In an article by Thomas S Cowan in Spring Edition of Wise Traditions I recently read, Dr Cowan perfectly explains the issue of weight gain for most of us (with exception to underlying psychological and emotional reasons for overeating that a person may need to address).

Dr Cowan states that losing weight is not “rocket science” and after reading his article I have to agree. He focuses on health not weight and explains that the goal should be to get as healthy as possible, which usually means that they will end up at their optimal weight. In saying that, everyone’s ideal weight will vary, depending on known and unknown factors so a weight goal cannot be simply to attain a specific number.

Insulin and Weight Gain

Dr Cowan states that basically people gain weight because of insulin.  Insulin is the endocrine hormone made by the pancreas.

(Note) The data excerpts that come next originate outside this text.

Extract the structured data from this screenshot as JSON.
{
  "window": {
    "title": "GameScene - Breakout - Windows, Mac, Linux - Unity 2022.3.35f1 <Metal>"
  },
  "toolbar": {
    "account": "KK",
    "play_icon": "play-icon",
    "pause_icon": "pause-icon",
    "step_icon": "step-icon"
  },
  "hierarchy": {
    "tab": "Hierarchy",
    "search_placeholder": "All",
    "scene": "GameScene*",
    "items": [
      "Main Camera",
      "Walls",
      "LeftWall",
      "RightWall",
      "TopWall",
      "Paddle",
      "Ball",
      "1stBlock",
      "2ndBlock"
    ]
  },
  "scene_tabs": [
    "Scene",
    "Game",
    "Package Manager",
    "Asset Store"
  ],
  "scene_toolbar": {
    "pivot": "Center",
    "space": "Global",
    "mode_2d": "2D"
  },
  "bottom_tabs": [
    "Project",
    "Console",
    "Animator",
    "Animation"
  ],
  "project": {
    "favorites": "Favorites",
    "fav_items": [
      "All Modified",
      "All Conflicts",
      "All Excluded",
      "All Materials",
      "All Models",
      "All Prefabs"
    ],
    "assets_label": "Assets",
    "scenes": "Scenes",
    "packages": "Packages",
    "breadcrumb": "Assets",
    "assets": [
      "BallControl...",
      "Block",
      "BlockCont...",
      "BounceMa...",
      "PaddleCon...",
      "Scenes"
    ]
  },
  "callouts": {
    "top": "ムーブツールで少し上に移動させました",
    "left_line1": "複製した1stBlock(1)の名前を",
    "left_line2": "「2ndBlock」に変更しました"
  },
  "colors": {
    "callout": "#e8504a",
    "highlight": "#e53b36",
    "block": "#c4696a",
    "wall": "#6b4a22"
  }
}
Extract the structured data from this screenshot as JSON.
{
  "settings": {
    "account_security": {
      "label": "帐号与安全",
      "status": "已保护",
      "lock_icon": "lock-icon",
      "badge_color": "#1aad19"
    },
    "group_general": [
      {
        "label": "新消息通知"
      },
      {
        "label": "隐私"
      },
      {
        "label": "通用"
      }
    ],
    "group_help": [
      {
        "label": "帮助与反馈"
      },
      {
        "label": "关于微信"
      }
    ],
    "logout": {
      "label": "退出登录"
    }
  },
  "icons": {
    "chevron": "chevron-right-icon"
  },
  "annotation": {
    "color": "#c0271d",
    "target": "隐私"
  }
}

Insulin helps remove sugar from the blood and take it into the cells, where it is stored as fat.  Despite a persistent belief that weight gain is all about calories, without insulin it is impossible to gain weight and become fat, no matter how many calories someone takes in.

We know this because someone who loses the ability to make insulin, which we call a type 1 diabetic, can eat 5,000 calories (two times the norm for any person) and still starve to death!  If you stop making insulin you will go into starvation which in turn triggers a diabetic coma unless somebody gives them insulin. Weight gain is not about the calories.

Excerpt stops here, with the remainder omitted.